Confirming what everyone had expected for a long time, the body that sets wireless standards – the 3GPP – announced this week that it is dealing “Release 17” of the 5G standard into 2022. We wrote about this process back in May, and it remains our favorite post of the year.
Some background. Wireless standards are literally designed by committee, to ensure that all phones work the same everywhere and can connect with each other. The standardization process takes the form of engineering teams submitting code and specs, then those submissions are debated and refined in various sub-committees, before finally being ratified by the group. That middle step of “debated and refined” is actually fairly complex with multiple steps and pre-finalization releases. This process starts with everyone agreeing what features get built into the next version of the standard, each version is called a Release.
Release 16 which we wrote about in May got delayed as well, but was released more or less on time according to the revised schedule. Originally, the 3GPP had said Release 17 would be finalized by the end of this year. That is not happening, but no one really expected it to.
Release 17 is now schedule to be “frozen” by Q2/Q3 of 2021. We interpret “Q2/Q3” to mean late summer next year, let’s call it August. Not catastrophic, but definitely late. Given that Mobile World Congress is now scheduled for June of 2021, this timing makes sense. All the executives get together in Barcelona and hash out all the final issues. Then the engineers go finalize the details a month later. We read all of this as indicating that the 3GPP is fairly confident in the new schedule. We are long past the days when everyone had to figure out how Zoom works, and the standards committee meetings seem to be working again.
Also worth noting is that while the involvement of Huawei remains a tense issue, this story from Wired indicates that some of the key points of contention have likely been resolved. (That is a great piece for many reasons, but we particularly liked the details of the standards negotiations.)
Hopefully, this indicates that as with so many other things in the world, we are headed back to some form of normalcy.

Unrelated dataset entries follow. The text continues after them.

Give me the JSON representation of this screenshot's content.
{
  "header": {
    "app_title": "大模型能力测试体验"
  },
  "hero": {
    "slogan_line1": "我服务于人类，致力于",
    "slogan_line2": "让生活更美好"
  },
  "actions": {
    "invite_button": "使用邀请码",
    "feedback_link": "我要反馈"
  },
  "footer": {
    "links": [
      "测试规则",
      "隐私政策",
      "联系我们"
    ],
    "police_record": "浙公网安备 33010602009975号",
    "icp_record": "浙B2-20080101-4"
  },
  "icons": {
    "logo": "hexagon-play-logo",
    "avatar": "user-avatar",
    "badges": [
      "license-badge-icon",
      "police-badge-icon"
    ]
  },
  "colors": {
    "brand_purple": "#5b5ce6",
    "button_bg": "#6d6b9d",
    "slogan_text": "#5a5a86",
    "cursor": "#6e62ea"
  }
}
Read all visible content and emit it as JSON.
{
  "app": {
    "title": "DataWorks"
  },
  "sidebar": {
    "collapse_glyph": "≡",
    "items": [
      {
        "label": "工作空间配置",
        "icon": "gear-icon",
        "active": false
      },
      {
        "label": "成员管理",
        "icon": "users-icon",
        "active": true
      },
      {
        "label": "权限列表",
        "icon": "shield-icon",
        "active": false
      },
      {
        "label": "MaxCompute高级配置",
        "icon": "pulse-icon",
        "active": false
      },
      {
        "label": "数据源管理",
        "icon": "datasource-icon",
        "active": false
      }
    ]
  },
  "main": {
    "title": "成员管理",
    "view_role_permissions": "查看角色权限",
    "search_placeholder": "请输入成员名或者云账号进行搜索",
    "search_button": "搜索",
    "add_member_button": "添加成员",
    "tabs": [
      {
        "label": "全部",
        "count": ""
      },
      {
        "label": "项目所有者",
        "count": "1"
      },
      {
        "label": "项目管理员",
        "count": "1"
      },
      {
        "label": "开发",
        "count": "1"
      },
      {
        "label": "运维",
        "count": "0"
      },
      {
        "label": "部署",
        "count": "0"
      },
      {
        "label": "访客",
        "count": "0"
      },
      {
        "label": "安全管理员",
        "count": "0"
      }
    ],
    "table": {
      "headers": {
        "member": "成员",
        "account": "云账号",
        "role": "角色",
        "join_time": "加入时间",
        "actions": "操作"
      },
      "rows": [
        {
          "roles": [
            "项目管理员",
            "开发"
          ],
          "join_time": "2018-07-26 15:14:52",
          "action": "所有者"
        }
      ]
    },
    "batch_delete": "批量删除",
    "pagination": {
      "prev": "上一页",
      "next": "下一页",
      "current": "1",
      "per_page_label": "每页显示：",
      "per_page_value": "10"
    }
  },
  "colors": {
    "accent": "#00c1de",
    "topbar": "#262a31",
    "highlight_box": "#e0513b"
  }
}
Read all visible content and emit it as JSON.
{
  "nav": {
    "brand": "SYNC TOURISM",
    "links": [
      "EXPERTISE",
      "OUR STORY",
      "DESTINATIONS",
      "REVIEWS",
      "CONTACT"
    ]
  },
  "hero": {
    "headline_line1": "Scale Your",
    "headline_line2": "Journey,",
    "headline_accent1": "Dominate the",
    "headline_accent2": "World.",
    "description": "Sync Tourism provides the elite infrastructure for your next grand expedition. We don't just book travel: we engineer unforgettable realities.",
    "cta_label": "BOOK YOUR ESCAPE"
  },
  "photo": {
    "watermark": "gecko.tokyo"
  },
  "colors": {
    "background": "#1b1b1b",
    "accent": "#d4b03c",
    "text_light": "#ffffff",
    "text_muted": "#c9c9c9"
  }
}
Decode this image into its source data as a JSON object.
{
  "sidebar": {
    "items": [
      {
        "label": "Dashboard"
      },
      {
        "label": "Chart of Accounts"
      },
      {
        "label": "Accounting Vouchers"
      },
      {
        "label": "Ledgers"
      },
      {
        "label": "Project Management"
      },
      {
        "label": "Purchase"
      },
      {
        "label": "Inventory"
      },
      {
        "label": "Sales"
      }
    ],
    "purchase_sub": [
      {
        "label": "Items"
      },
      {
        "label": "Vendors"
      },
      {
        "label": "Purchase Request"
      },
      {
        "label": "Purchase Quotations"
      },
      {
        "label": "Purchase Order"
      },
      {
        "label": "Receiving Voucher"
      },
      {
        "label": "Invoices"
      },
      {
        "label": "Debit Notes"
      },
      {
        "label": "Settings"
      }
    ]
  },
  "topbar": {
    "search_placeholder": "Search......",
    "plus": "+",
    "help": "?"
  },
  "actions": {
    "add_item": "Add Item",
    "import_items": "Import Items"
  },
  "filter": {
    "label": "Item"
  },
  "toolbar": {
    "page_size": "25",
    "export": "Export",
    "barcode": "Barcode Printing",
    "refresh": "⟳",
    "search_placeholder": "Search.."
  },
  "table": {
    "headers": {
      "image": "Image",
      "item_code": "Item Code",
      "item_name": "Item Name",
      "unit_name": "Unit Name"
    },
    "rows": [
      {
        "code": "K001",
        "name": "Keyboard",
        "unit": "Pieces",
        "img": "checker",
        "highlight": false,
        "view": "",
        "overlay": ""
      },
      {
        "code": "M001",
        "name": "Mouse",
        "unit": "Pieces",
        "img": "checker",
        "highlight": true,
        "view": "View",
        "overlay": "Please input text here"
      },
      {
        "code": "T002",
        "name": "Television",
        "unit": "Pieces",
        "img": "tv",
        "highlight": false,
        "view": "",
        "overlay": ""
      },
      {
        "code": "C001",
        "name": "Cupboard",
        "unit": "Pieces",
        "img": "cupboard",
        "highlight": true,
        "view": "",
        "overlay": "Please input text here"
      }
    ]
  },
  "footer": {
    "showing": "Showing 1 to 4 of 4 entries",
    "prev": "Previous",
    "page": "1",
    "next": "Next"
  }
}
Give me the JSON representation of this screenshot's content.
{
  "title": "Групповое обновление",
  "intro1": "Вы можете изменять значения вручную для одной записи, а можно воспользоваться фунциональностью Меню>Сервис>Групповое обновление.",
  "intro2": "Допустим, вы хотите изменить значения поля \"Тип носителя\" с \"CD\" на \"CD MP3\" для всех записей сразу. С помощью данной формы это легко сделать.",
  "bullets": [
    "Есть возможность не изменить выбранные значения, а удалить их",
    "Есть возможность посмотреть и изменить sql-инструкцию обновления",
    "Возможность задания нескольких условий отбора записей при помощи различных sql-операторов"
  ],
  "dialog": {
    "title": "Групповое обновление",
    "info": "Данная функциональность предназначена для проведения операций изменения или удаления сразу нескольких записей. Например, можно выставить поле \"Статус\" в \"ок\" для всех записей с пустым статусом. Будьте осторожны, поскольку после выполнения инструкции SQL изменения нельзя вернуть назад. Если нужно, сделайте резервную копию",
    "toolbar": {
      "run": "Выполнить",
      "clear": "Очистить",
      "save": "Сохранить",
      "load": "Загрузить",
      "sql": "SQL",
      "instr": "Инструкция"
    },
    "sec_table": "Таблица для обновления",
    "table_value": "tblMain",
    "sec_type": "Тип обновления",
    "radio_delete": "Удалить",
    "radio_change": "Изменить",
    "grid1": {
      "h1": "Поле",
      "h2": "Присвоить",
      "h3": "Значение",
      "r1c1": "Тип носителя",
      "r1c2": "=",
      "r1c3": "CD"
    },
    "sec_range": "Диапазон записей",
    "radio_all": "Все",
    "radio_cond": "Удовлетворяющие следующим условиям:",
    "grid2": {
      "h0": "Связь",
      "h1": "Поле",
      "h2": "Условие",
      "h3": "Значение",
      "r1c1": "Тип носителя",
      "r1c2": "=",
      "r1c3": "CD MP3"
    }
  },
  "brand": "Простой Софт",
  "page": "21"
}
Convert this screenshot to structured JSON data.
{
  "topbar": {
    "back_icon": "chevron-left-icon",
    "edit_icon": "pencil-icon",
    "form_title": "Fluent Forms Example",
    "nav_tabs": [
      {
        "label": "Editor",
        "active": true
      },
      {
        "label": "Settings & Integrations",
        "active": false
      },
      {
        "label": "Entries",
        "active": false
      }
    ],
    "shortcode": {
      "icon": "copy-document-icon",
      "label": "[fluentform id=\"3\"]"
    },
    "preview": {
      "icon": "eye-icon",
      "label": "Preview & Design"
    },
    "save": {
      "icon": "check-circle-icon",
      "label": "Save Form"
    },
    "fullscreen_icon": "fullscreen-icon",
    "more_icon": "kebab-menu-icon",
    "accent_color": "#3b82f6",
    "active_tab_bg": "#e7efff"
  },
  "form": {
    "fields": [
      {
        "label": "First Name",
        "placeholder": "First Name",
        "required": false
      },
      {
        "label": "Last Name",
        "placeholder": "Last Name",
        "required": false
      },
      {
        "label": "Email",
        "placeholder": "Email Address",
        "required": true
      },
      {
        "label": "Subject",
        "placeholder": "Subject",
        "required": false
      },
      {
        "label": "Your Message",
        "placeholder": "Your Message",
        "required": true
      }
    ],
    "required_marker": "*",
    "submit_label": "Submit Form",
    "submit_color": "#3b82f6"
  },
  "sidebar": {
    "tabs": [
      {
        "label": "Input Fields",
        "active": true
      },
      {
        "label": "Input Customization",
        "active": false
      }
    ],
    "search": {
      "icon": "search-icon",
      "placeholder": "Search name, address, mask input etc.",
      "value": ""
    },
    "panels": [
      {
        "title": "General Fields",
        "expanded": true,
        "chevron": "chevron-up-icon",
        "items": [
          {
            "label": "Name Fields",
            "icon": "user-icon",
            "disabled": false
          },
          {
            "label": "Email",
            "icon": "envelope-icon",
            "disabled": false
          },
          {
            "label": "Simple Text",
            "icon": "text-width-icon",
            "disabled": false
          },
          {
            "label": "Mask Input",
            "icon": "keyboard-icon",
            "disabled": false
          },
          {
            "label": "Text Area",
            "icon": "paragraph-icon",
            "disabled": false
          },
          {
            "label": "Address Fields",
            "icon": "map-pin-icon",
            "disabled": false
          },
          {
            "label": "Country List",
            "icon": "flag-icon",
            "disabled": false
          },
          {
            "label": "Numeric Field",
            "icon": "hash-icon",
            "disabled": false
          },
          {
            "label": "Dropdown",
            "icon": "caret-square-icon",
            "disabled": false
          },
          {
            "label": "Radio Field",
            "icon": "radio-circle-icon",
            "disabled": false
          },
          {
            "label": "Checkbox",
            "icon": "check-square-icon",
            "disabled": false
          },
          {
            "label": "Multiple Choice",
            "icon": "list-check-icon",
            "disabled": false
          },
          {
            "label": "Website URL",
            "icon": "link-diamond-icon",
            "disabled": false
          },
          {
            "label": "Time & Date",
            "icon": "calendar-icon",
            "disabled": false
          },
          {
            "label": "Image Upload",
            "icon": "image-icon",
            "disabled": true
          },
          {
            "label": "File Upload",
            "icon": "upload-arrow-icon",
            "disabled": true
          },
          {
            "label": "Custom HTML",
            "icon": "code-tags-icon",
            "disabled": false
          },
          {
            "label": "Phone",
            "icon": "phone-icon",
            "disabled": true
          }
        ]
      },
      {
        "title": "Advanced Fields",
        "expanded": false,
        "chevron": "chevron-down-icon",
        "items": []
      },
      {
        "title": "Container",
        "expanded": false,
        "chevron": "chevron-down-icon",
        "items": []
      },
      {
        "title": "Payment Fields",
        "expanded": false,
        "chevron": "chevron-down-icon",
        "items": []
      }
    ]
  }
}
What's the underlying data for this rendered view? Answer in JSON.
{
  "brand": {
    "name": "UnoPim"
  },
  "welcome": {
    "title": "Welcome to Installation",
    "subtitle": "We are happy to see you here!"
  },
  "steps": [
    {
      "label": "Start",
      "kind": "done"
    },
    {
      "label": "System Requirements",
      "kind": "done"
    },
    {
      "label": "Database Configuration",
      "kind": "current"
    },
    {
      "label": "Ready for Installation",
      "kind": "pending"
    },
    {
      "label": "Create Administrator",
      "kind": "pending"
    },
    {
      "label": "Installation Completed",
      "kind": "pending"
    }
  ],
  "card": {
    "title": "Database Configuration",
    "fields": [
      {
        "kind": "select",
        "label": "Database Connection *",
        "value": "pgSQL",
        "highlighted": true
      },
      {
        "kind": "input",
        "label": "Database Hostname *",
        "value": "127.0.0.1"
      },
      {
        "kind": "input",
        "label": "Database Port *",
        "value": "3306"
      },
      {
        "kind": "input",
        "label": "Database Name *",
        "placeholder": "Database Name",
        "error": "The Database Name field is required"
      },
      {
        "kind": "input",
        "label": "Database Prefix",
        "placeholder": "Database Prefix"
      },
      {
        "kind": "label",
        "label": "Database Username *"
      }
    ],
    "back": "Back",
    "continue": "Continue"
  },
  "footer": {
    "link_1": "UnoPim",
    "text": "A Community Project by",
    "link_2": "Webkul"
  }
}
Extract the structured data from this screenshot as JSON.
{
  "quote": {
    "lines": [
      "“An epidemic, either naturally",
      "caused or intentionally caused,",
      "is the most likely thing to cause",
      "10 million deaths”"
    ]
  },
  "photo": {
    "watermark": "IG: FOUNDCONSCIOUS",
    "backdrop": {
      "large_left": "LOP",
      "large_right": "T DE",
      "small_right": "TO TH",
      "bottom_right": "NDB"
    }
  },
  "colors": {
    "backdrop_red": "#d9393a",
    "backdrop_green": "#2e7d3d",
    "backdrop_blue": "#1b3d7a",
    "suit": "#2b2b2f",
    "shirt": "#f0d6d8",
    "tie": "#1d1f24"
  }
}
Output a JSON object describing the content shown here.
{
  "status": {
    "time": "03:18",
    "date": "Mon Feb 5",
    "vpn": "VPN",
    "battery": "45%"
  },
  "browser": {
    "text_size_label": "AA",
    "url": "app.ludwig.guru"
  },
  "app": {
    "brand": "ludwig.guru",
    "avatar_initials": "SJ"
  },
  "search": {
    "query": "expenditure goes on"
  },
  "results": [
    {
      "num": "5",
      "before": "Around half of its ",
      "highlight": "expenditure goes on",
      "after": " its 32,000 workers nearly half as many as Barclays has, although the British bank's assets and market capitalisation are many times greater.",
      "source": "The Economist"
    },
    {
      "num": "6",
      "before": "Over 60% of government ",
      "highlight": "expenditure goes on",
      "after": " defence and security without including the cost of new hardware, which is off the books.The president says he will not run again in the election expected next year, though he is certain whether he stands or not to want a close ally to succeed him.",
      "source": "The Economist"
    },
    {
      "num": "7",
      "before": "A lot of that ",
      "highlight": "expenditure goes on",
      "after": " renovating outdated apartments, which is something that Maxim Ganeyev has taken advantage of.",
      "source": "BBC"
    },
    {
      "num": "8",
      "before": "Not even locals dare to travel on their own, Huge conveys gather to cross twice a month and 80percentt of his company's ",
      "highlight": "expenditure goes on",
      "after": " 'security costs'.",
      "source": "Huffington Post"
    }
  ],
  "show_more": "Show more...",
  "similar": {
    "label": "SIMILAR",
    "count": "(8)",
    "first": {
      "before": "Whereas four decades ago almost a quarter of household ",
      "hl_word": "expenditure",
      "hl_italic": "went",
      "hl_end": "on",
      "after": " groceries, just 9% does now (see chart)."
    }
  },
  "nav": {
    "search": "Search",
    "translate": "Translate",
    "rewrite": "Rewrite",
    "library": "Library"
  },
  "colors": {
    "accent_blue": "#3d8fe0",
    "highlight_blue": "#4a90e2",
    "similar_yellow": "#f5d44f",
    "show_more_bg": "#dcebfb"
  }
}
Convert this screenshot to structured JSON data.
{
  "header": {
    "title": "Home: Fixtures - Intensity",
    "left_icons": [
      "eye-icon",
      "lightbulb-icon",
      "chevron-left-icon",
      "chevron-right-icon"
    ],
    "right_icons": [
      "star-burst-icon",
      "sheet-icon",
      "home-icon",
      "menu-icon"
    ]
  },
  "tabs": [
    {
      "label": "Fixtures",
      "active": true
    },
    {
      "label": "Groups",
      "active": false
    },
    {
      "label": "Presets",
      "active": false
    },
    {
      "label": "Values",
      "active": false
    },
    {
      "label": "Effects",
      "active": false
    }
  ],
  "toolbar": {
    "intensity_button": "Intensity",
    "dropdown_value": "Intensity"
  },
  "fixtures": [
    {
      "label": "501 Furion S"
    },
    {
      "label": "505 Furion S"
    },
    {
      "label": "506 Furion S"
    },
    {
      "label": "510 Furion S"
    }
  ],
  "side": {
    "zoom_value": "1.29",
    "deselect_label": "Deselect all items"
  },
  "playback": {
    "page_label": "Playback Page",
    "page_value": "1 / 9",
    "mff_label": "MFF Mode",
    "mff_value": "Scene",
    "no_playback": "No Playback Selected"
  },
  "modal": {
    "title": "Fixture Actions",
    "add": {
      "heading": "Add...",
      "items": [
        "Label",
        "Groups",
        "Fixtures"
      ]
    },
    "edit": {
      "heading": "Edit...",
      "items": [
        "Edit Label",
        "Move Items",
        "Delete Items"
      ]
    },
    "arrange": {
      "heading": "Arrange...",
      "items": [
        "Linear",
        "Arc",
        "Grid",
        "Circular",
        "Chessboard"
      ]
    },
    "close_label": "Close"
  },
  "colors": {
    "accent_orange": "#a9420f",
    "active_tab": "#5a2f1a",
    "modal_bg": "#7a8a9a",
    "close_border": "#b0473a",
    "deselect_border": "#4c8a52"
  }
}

What is crippling a lot of standards bodies is the final testing stages, where companies traditionally meet up to test their implementations against each other, These meetings serve to find ambiguities and errors both in the specifications themselves, as well as the compliance tests. Whilst most are putting some form of remote testing regime in place, it means companies need to ship their prototype hardware to a third party, trusted company. Given the fact that most of these pre-production prototypes are very commercially sensitive, this has been quite a challenge. Even where these issues have been solved, the lack of having participants able to have confidential chats in the coffee breaks to sort out issues has also slowed things down. So any promised dates are likely to be illusory. I suspect we’ll see a lot of effort in 2021 going into stripping features out of standards, so that something can be published with the minimum of testing.